Nadia Anjuman, la poetessa di Herat: nascere donna in Afghanistan e morire perché si ama la letteratura

Foto dell'autore

Di Stella Grillo

La poetessa di Herat, Nadia Anjuman, uccisa dal marito perché amava la poesia. Nascere donna in Afghanistan significa rinunciare ai propri diritti, alle proprie passioni, alla propria dignità. Nadia ha vissuto i momenti più tragici del regime talebano, per poi morire nel 2005 uccisa dal marito. ”Appoggiarsi alla penna”, come amava dire, ha aiutato Nadia a non cadere nello sconforto; nel 1995 il regime talebano vieta alle donne l’accesso alle scuole statali.

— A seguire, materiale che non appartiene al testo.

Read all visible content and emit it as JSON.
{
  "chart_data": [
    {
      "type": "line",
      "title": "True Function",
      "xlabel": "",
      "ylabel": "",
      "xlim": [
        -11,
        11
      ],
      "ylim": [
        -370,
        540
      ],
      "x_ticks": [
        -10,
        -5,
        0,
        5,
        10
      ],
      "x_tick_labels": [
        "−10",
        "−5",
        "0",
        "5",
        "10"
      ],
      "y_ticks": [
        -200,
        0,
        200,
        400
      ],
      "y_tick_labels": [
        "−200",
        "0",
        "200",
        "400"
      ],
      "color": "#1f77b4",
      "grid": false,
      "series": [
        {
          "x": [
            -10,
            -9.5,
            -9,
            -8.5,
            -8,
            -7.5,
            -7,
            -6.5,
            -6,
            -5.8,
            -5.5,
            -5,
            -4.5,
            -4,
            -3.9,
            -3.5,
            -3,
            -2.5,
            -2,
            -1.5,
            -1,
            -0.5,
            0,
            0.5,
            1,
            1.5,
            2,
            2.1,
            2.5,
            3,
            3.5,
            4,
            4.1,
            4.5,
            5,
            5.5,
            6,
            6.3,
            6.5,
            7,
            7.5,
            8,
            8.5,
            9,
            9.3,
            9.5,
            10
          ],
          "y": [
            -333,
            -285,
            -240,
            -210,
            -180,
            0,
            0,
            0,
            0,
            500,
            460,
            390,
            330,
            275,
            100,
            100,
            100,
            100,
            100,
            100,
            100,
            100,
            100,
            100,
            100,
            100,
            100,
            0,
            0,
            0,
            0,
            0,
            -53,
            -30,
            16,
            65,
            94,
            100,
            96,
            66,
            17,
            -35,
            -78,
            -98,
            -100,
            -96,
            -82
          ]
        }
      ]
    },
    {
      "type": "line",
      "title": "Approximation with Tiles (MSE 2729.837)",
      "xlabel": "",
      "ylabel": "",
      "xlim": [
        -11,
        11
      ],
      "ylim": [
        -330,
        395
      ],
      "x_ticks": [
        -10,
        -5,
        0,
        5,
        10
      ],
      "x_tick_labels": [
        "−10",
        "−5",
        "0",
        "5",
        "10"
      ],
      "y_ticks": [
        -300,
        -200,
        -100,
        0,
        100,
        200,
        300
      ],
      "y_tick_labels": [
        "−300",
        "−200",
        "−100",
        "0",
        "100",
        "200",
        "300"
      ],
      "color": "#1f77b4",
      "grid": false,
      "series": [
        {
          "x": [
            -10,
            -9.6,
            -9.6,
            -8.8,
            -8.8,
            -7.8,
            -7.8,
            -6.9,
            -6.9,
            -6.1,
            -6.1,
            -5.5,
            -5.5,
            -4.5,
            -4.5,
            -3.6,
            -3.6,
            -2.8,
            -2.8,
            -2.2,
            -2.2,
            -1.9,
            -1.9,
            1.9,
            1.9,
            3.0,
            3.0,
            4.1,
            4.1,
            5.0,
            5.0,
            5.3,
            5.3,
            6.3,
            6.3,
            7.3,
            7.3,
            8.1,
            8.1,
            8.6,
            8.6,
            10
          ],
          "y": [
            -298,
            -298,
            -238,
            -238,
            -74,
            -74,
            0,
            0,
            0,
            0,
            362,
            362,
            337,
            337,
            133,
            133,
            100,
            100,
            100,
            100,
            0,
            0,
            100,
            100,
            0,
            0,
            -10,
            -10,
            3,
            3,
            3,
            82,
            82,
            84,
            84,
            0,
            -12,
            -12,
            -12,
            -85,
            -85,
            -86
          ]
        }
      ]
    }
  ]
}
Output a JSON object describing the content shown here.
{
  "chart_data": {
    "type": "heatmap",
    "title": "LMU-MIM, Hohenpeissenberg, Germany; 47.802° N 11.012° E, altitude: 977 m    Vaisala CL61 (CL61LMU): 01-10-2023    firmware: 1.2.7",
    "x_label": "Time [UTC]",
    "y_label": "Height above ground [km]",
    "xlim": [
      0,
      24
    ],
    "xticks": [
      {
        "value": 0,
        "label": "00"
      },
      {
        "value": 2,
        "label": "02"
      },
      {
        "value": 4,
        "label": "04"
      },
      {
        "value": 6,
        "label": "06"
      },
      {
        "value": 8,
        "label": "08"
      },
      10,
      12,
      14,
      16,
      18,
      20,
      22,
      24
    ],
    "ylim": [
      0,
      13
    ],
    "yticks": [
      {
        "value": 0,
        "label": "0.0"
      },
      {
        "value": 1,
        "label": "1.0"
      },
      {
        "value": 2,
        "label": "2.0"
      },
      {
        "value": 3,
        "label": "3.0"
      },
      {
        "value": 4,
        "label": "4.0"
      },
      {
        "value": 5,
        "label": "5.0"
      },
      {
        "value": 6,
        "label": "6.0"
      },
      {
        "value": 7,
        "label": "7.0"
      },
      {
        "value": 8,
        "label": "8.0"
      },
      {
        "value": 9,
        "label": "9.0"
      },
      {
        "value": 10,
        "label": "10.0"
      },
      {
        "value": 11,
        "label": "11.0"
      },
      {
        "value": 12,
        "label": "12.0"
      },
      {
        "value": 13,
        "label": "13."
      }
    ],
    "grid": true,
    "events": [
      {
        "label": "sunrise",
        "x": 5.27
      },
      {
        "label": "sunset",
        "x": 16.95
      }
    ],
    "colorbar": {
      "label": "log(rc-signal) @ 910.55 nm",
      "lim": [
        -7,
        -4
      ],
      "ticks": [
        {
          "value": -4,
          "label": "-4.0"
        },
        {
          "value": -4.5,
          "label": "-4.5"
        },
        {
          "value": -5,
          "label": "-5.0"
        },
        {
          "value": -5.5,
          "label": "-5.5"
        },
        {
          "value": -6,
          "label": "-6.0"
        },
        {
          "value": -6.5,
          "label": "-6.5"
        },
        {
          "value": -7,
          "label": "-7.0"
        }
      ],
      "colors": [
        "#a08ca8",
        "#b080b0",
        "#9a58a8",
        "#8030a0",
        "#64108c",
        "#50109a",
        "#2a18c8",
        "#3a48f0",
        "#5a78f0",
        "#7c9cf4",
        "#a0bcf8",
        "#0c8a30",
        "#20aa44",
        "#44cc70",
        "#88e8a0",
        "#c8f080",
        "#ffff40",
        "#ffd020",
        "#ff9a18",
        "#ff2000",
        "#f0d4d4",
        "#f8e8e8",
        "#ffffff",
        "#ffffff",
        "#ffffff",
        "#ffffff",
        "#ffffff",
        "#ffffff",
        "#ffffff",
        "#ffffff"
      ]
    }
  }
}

Ed è in questo clima tumultuoso che Nadia Anjuman fa Resistenza attraverso la letteratura.

Nadia Anjuman, la ragazza del circolo dell’Ago d’Oro che amava la poesia

Nadia Anjuman marketresearchtelecast.com
marketresearchtelecast.com

La poetessa Nadia Anjuman, nel corso della sua breve vita, ha evidenziato attraverso i suoi versi l’efferatezza e la ferocia del patriarcato in  Afghanistan, l’oppressione crudele verso le donne, i matrimoni imposti; un simbolo di coraggio e Resistenza finito con un brutale femminicidio quando aveva solo 25 anni. Nadia nasce nel 1980 a Herat, la Città dei Poeti, e ha appena 16 anni quando il regime talebano dà inizio alla sua cruenta forma di oppressione verso le donne. Sono gli anni ’90: Nadia frequenta il liceo quando alle donne si vieta l’eccesso alle scuole statali, si nega il diritto al lavoro, allo studio, alle uscite senza essere accompagnate da un membro maschile della famiglia.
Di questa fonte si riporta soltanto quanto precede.